Origine et histoire du Château de Goudourville
Le château de Goudourville, situé dans l’actuel département du Tarn-et-Garonne en Occitanie, trouve ses origines au XIIe siècle sous l’impulsion de la famille Gasques, vassale des Durfort de Clermont-Soubiran. Construit sur un pech (plateau rocheux), il domine le village et la vallée de la Garonne. Son nom, dérivé du latin Gothorum villa, évoque l’implantation wisigothe au Ve siècle dans cette région entre Quercy et Tolosa (Toulouse). Le site, initialement un monastère dépendant de l’abbaye de Bonneval détruit par les Normands, fut transformé en forteresse par Hugues de Gasques en 1081 pour servir de vigie.

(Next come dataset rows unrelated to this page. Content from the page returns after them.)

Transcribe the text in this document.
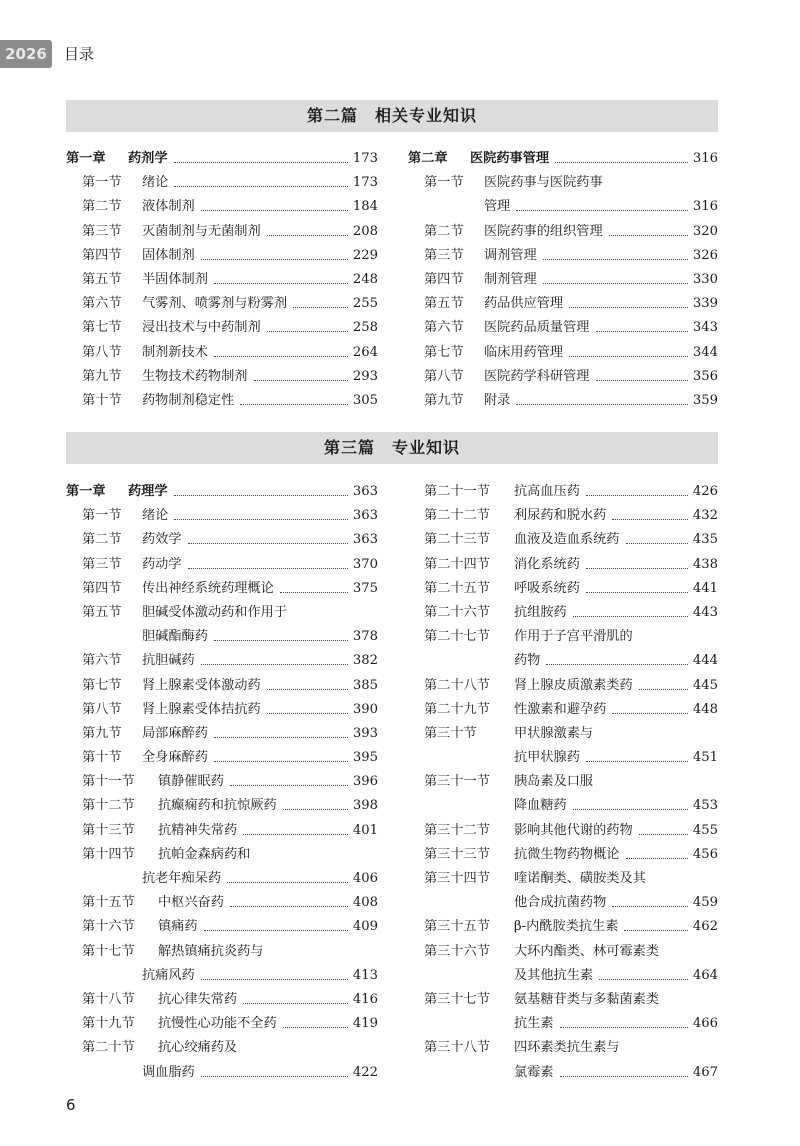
2026	目录
第二篇　相关专业知识
第一章 药剂学	173
第一节 绪论	173
第二节 液体制剂	184
第三节 灭菌制剂与无菌制剂	208
第四节 固体制剂	229
第五节 半固体制剂	248
第六节 气雾剂、喷雾剂与粉雾剂	255
第七节 浸出技术与中药制剂	258
第八节 制剂新技术	264
第九节 生物技术药物制剂	293
第十节 药物制剂稳定性	305
第二章 医院药事管理	316
第一节 医院药事与医院药事
管理	316
第二节 医院药事的组织管理	320
第三节 调剂管理	326
第四节 制剂管理	330
第五节 药品供应管理	339
第六节 医院药品质量管理	343
第七节 临床用药管理	344
第八节 医院药学科研管理	356
第九节 附录	359
第三篇　专业知识
第一章 药理学	363
第一节 绪论	363
第二节 药效学	363
第三节 药动学	370
第四节 传出神经系统药理概论	375
第五节 胆碱受体激动药和作用于
胆碱酯酶药	378
第六节 抗胆碱药	382
第七节 肾上腺素受体激动药	385
第八节 肾上腺素受体拮抗药	390
第九节 局部麻醉药	393
第十节 全身麻醉药	395
第十一节 镇静催眠药	396
第十二节 抗癫痫药和抗惊厥药	398
第十三节 抗精神失常药	401
第十四节 抗帕金森病药和
抗老年痴呆药	406
第十五节 中枢兴奋药	408
第十六节 镇痛药	409
第十七节 解热镇痛抗炎药与
抗痛风药	413
第十八节 抗心律失常药	416
第十九节 抗慢性心功能不全药	419
第二十节 抗心绞痛药及
调血脂药	422
第二十一节 抗高血压药	426
第二十二节 利尿药和脱水药	432
第二十三节 血液及造血系统药	435
第二十四节 消化系统药	438
第二十五节 呼吸系统药	441
第二十六节 抗组胺药	443
第二十七节 作用于子宫平滑肌的
药物	444
第二十八节 肾上腺皮质激素类药	445
第二十九节 性激素和避孕药	448
第三十节	甲状腺激素与
抗甲状腺药	451
第三十一节 胰岛素及口服
降血糖药	453
第三十二节 影响其他代谢的药物	455
第三十三节 抗微生物药物概论	456
第三十四节 喹诺酮类、磺胺类及其
他合成抗菌药物	459
第三十五节 β-内酰胺类抗生素	462
第三十六节 大环内酯类、林可霉素类
及其他抗生素	464
第三十七节 氨基糖苷类与多黏菌素类
抗生素	466
第三十八节 四环素类抗生素与
氯霉素	467
6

Au Moyen Âge, le château joue un rôle stratégique : en 1278, les seigneurs Ségui et Pierre de Gasques octroient une charte de coutumes aux habitants, définissant droits et devoirs. Pendant la Guerre de Cent Ans, il est pillé et endommagé, puis restauré vers 1460 par Naudonnet de Lustrac, capitaine de Lauzerte. La famille Lustrac, qui en prend possession à la fin du XVe siècle, entreprend d’importants travaux entre 1480 et 1500, ajoutant une tour d’escalier et des galeries extérieures, marquant la transition vers une demeure plus confortable. Ces aménagements, stylistiquement proches du logis abbatial de Saint-Maurin, placent Goudourville parmi les réalisations notables de la fin du gothique en Aquitaine.
La Renaissance voit le château atteindre son apogée sous Marguerite de Lustrac, fille d’Antoine II et épouse de Jacques d’Albon de Saint-André, maréchal de France et favori d’Henri II. En 1562, Charles IX et Catherine de Médicis y séjournent, illustrant son prestige. Après la mort d’Albon, Marguerite épouse Geoffroy de Caumont, protestant et ami d’Henri de Navarre (futur Henri IV), avant de voir ses domaines spoliés en 1574. Son héritière, Anne de Caumont, vendra Goudourville en 1598 après des enlèvements et mariages forcés, marquant la fin de cette ère faste.
Au XVIIe siècle, le château devient un enjeu politique. Guillaume d’Affis, premier président du Parlement de Bordeaux, le restaure après son achat en 1598, mais il est saccagé en 1652 pendant la Fronde par les troupes royalistes du comte d’Harcourt. Les révoltes contre Mazarin y rassemblent des nobles contestataires, avant que le domaine ne passe aux mains de Jean-Baptiste Lecomte, marquis de Latresne, en 1676. L’état de délabrement s’aggrave jusqu’à son rachat en 1745 par Louis Bailet de Berdolle, capitoul de Toulouse, qui le modernise au goût du XVIIIe siècle (fenêtres à la française, redistribution des espaces) et y organise des réunions secrètes pour rallier le Parlement à la couronne.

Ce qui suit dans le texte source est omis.